Hindu Review of Krea’s play “Thanimai”
DRAMA Apt casting was one of the strengths of Thanimai.
Charming Insouciance: Scenes from the Tamil play, Thanimai.
It is easy to be didactic while talking about joint families. So when asked to review a play about a lonely old man, who ruminates about his past life in a joint family, this writer prepared herself to listen to a laboured joint family versus nuclear family debate. But Krea’s Thanimai (directed by Dheepa Ramanujam), the inaugural play in Brahma Gana Sabha’s drama festival, did not get entrapped in any such dichotomous distinctions. It treated the subject of loneliness in old age with a charming insouciance that was most endearing.
Mani is a 70 year old man, who lives alone, both his sons being employed elsewhere. He is prey to all the illnesses of old age from diabetes to joint aches.
Relief from boredom comes from soliloquies and from recollections of his younger days. Things take a dramatic turn in his life, when he is befriended by Sridharan (Jay Ganesh), who tells the old man to stop wallowing in self-pity and to snap out of his depression.
Acting upon Sridharan’s advice, Mani sets up business as a stock broker, and soon becomes so busy, that he doesn’t have time even for a conversation with his visiting son Raghu (Varadhan Srinivas).
Mani now dresses nattily, lets his hair down and dances a jig with his fun-loving clients.
He even becomes an avid reader of Playboy! The flashbacks that take the audience to Mani’s days in a hugely entertaining joint family set up, provide for some rollicking mirth. Going back and forth in time does not impede the flow of the narrative.
The director is indeed lucky to have found Satish Sattanathan to play the role of the young Mani, for Satish even vaguely resembles (and not just in girth) the portly Naveen Nathan who plays the senior. It doesn’t strain the imagination to picture an aged Satish resembling Naveen. A good piece of casting.
The stolen moments of privacy of the young Mani and his wife Lakshmi (Snigdha Venkatramani), Mani’s anxiety to whisper romantic nothings in Lakshmi’s ears, and the interruptions from elders and children made for delightful viewing. There was no actor who did not play his or her role with élan.
The joint family system had many advantages. It provided succour to everyone, regardless of his/her contribution to the family kitty.

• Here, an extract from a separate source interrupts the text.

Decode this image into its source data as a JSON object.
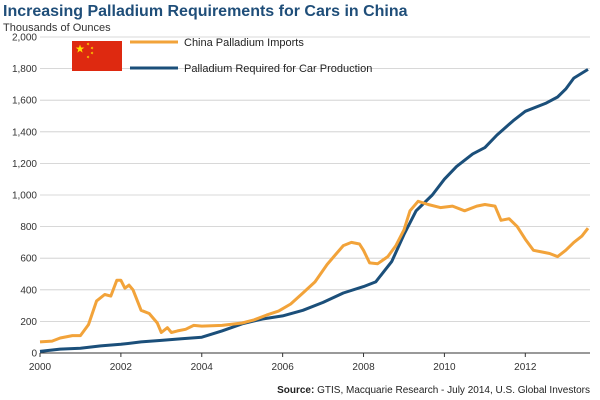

It worked on the principle of ‘All for one and one for all.’ It also provided an emotional cushion, in case one took a tumble in life. But joint families depend for their success on everyone playing his role without question. One misplaced word, and the carefully nurtured edifice comes tumbling down.
That’s what happens in the case of Mani’s family, and it hurts to see his family break up. But it’s hard not to see the logic in Mani’s words either.
By not taking sides, but by pointing to how, with the inexorable march of time many a hallowed institution falls by the wayside, the playwright (Anand Raghav) ensures that the play remains anchored in logic, while touching emotional chords in us.